How I Migrated 50 Services from Heroku to DigitalOcean
A field report on moving 50 production services off Heroku to DigitalOcean App Platform + Droplets — the migration plan, the gotchas, the real cost delta.
The Setup
Our production landscape consisted of fifty independent services, each a Heroku dyno‑based web‑process or worker. The stack was homogeneous: Ruby 2.7, Node 18, Python 3.11, PostgreSQL 12, and a handful of Redis 6 add‑ons. All services were deployed via Heroku pipelines, scaled with heroku ps:scale, and monitored through Heroku Metrics plus Datadog overlays.
Two constraints drove the move:
- Predictable cost.
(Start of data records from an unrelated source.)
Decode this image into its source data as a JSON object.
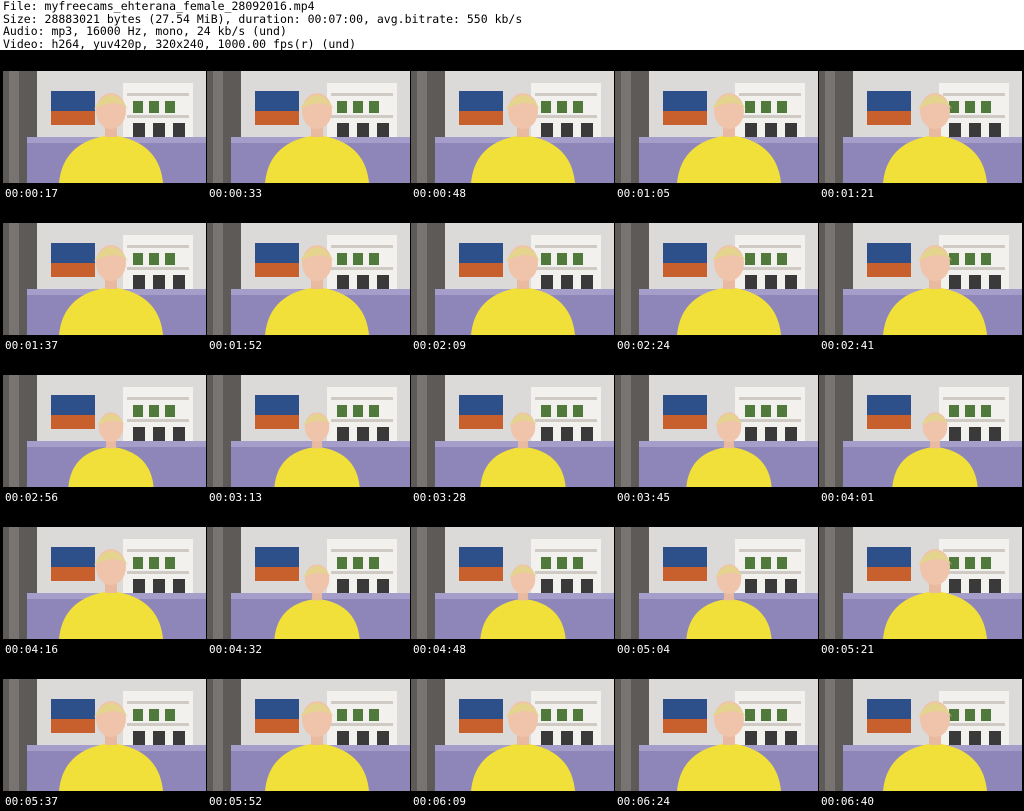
{
  "header": {
    "file_line": "File: myfreecams_ehterana_female_28092016.mp4",
    "size_line": "Size: 28883021 bytes (27.54 MiB), duration: 00:07:00, avg.bitrate: 550 kb/s",
    "audio_line": "Audio: mp3, 16000 Hz, mono, 24 kb/s (und)",
    "video_line": "Video: h264, yuv420p, 320x240, 1000.00 fps(r) (und)"
  },
  "colors": {
    "background": "#ffffff",
    "sheet": "#000000",
    "timestamp_text": "#ffffff",
    "shirt": "#f2e03a",
    "sofa": "#8e86b8",
    "wall": "#dcdad8",
    "hair": "#e4d48e"
  },
  "thumbnails": [
    {
      "time": "00:00:17"
    },
    {
      "time": "00:00:33"
    },
    {
      "time": "00:00:48"
    },
    {
      "time": "00:01:05"
    },
    {
      "time": "00:01:21"
    },
    {
      "time": "00:01:37"
    },
    {
      "time": "00:01:52"
    },
    {
      "time": "00:02:09"
    },
    {
      "time": "00:02:24"
    },
    {
      "time": "00:02:41"
    },
    {
      "time": "00:02:56"
    },
    {
      "time": "00:03:13"
    },
    {
      "time": "00:03:28"
    },
    {
      "time": "00:03:45"
    },
    {
      "time": "00:04:01"
    },
    {
      "time": "00:04:16"
    },
    {
      "time": "00:04:32"
    },
    {
      "time": "00:04:48"
    },
    {
      "time": "00:05:04"
    },
    {
      "time": "00:05:21"
    },
    {
      "time": "00:05:37"
    },
    {
      "time": "00:05:52"
    },
    {
      "time": "00:06:09"
    },
    {
      "time": "00:06:24"
    },
    {
      "time": "00:06:40"
    }
  ]
}
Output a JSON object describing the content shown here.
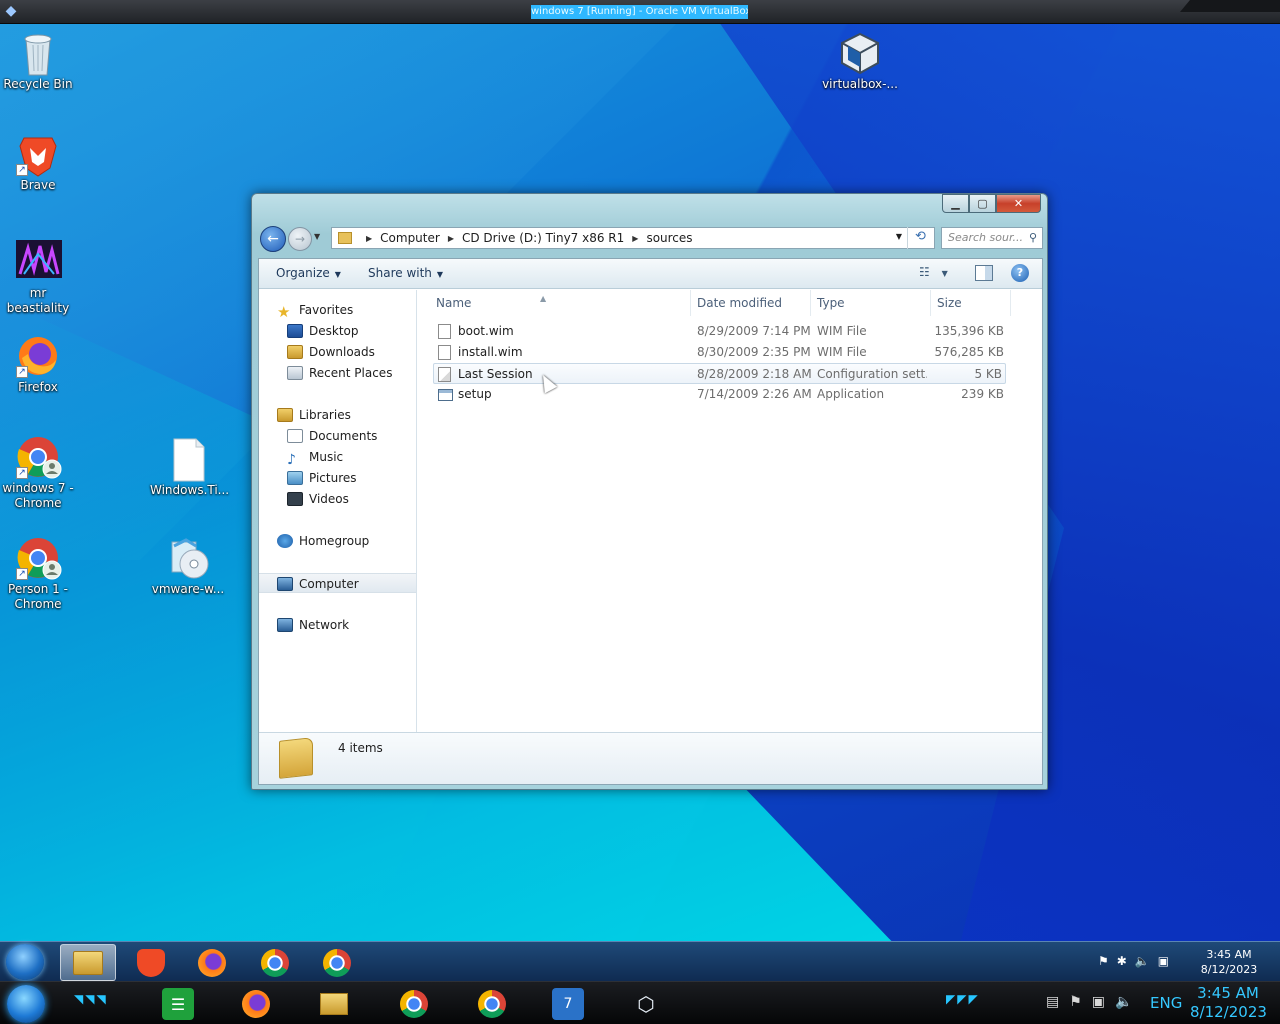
{
  "vm": {
    "title": "windows 7 [Running] - Oracle VM VirtualBox"
  },
  "desktop_icons": [
    {
      "label": "Recycle Bin"
    },
    {
      "label": "Brave"
    },
    {
      "label": "mr beastiality"
    },
    {
      "label": "Firefox"
    },
    {
      "label": "windows 7 - Chrome"
    },
    {
      "label": "Person 1 - Chrome"
    },
    {
      "label": "Windows.Ti..."
    },
    {
      "label": "vmware-w..."
    },
    {
      "label": "virtualbox-..."
    }
  ],
  "explorer": {
    "breadcrumb": [
      "Computer",
      "CD Drive (D:) Tiny7 x86 R1",
      "sources"
    ],
    "search_placeholder": "Search sour...",
    "toolbar": {
      "organize": "Organize",
      "share_with": "Share with"
    },
    "nav": {
      "favorites": "Favorites",
      "desktop": "Desktop",
      "downloads": "Downloads",
      "recent_places": "Recent Places",
      "libraries": "Libraries",
      "documents": "Documents",
      "music": "Music",
      "pictures": "Pictures",
      "videos": "Videos",
      "homegroup": "Homegroup",
      "computer": "Computer",
      "network": "Network"
    },
    "columns": {
      "name": "Name",
      "date": "Date modified",
      "type": "Type",
      "size": "Size"
    },
    "files": [
      {
        "name": "boot.wim",
        "date": "8/29/2009 7:14 PM",
        "type": "WIM File",
        "size": "135,396 KB"
      },
      {
        "name": "install.wim",
        "date": "8/30/2009 2:35 PM",
        "type": "WIM File",
        "size": "576,285 KB"
      },
      {
        "name": "Last Session",
        "date": "8/28/2009 2:18 AM",
        "type": "Configuration sett...",
        "size": "5 KB"
      },
      {
        "name": "setup",
        "date": "7/14/2009 2:26 AM",
        "type": "Application",
        "size": "239 KB"
      }
    ],
    "status": {
      "item_count": "4 items"
    }
  },
  "taskbar": {
    "time": "3:45 AM",
    "date": "8/12/2023"
  },
  "host_taskbar": {
    "time": "3:45 AM",
    "date": "8/12/2023",
    "language": "ENG"
  }
}
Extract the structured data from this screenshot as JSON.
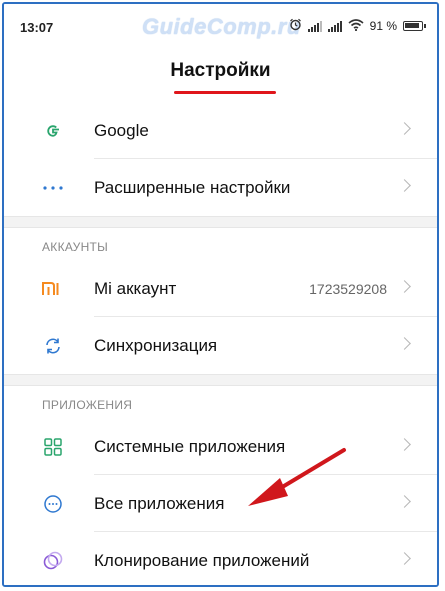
{
  "status_bar": {
    "time": "13:07",
    "battery_text": "91 %",
    "icons": [
      "alarm-icon",
      "signal-icon",
      "signal-icon",
      "wifi-icon",
      "battery-icon"
    ]
  },
  "watermark": "GuideComp.ru",
  "header": {
    "title": "Настройки",
    "underline_color": "#e0161b"
  },
  "groups": [
    {
      "section_title": "",
      "items": [
        {
          "label": "Google",
          "icon": "google-icon",
          "value": ""
        },
        {
          "label": "Расширенные настройки",
          "icon": "more-dots-icon",
          "value": ""
        }
      ]
    },
    {
      "section_title": "АККАУНТЫ",
      "items": [
        {
          "label": "Mi аккаунт",
          "icon": "mi-icon",
          "value": "1723529208"
        },
        {
          "label": "Синхронизация",
          "icon": "sync-icon",
          "value": ""
        }
      ]
    },
    {
      "section_title": "ПРИЛОЖЕНИЯ",
      "items": [
        {
          "label": "Системные приложения",
          "icon": "apps-grid-icon",
          "value": ""
        },
        {
          "label": "Все приложения",
          "icon": "all-apps-icon",
          "value": ""
        },
        {
          "label": "Клонирование приложений",
          "icon": "clone-apps-icon",
          "value": ""
        }
      ]
    }
  ],
  "colors": {
    "frame_border": "#2d6fc2",
    "accent_red": "#e0161b",
    "icon_green": "#2aa56d",
    "icon_blue": "#2f78d0",
    "icon_orange": "#f58a1f",
    "icon_purple": "#8a5ad6"
  }
}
Heroku’s per‑dyno pricing ballooned above $12 k/month for the combined load, with hidden fees for add‑ons and data egress.
- Control over failure domains. A region‑wide Heroku outage in Q2 2025 forced us to restart all 50 services manually, losing an average of 7 minutes per service and incurring SLA penalties.
DigitalOcean offered two primitives that map cleanly to our needs: the App Platform for managed web services and Droplets for stateful workers and custom runtimes. Both run on the same underlying KVM hypervisor, share the same VPC, and can be governed by a single Terraform codebase.
Migration Planning
We treated the migration as a staged, reversible rollout rather than a big‑bang switch. The plan comprised three phases: inventory, automation, and cut‑over.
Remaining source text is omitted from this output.